Forum Discussion
- gboppExplorerTell the dealer you are not interested in the warranty. Then see how quickly the price drops.
- DownTheAvenueExplorerAn extended warranty is really an insurance policy. To fully understand what is and is not covered, and what the process is to file a claim, read the actual policy and not the sales brochure. The dealer will push you very hard to purchase as it is a gigantic profit center for them, sometimes even greater than the profit on the sale of the RV!
Remember, never buy insurance for something you can afford to fix/replace yourself. That is why you buy insurance on your house, but not on your toaster. So if you could afford to replace the A/C IF it failed, for example, then this warranty does not represent a value to you.
Of course, there are people who will tell you the extended warranty paid off for them. But the odds are not in your favor. Like any insurance, they merely collect money from lots of people and pay out to few people. The person whose house burned down will tell you they came out ahead on their homeowner's insurance, but how many people buy homeowner's insurance compared to how many people's houses burn down?

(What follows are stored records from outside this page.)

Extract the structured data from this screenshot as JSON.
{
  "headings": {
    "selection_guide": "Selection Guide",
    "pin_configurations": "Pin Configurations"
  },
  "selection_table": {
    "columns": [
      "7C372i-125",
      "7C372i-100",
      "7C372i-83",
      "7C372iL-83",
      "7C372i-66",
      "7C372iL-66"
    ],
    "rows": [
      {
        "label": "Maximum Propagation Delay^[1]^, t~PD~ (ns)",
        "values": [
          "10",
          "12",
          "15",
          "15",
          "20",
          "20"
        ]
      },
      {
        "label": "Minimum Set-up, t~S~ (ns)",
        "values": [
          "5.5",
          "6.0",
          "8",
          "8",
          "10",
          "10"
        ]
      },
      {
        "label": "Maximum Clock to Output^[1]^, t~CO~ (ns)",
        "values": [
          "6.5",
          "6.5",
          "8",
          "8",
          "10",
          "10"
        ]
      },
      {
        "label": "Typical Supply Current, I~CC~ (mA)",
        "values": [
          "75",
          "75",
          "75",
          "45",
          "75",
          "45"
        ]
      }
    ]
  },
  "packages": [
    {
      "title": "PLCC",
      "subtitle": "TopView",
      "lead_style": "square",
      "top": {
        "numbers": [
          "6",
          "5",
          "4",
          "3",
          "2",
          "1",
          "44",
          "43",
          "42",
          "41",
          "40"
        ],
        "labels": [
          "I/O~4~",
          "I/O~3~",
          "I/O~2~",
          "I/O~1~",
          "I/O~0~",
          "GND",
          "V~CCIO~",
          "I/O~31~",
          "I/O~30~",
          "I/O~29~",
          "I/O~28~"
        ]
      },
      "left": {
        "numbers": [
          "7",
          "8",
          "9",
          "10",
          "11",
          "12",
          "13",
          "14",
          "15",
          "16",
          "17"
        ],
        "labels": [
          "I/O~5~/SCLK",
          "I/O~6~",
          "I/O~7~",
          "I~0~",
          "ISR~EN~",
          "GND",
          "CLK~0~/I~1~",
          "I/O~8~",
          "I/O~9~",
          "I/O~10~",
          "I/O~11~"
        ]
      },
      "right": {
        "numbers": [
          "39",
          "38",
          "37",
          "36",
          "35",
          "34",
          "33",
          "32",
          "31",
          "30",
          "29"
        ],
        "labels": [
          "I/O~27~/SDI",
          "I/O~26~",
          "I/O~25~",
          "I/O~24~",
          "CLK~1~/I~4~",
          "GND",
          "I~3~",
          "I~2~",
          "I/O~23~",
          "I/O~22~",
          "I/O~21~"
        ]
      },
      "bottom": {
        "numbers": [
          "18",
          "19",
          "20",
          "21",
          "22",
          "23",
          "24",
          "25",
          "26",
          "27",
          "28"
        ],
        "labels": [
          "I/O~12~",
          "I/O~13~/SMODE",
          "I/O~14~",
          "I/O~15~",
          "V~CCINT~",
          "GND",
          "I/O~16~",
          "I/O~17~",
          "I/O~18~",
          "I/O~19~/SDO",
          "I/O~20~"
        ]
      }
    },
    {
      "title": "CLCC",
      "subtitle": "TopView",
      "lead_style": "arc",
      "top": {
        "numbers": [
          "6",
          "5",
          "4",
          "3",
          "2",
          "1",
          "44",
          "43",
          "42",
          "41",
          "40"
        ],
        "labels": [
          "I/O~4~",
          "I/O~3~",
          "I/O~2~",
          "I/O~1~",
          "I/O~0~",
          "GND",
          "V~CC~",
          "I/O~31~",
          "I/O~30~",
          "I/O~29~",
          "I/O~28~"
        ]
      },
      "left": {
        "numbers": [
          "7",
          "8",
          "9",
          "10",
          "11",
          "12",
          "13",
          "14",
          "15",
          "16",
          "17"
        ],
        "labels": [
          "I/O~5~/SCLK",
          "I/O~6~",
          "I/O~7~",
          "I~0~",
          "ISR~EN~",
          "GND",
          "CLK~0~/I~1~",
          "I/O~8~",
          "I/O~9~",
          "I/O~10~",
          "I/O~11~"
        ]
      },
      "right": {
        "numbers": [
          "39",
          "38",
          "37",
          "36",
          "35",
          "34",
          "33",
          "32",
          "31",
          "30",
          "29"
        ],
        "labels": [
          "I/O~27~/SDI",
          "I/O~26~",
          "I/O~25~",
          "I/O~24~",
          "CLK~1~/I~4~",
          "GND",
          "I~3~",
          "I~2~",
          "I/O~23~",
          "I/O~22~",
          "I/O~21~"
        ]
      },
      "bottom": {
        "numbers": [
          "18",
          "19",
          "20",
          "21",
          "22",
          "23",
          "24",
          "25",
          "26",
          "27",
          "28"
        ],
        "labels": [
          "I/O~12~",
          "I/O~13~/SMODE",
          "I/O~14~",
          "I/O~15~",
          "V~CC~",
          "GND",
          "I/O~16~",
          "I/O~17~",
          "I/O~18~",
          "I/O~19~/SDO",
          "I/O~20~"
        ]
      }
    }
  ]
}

Get the point?
These extended warranty companies have studied countless repair orders and know what items routinely fail and exclude them from coverage. They exclude coverage of related items, too. So if the oil pump fails in your engine, they will replace the pump, but not the rest of the engine ruined by the failure of the oil pump and lack of lubrication. They also have complicated claims processes and will deny a claim if any step of the claims process was not done correctly. - Optimistic_ParaExplorer
K Charles wrote:
Read the fine print.
+1! Many warranties aren't worth the paper they're printed on.
I think - in general, for most people - you will come out ahead by taking the money you would have spent on the warranty and putting it into a dedicated repair fund that you don't touch for any other purpose.
This presupposes that you have the financial willpower to not touch your repair fund for other purposes. If you don't, then MAYBE an extended warranty is a good idea for you. Maybe.
Or maybe put the money into CDs, where there is a penalty for early withdrawl, as a way of making sure you only touch it in a real mechanical emergency. - K_CharlesExplorerRead the fine print.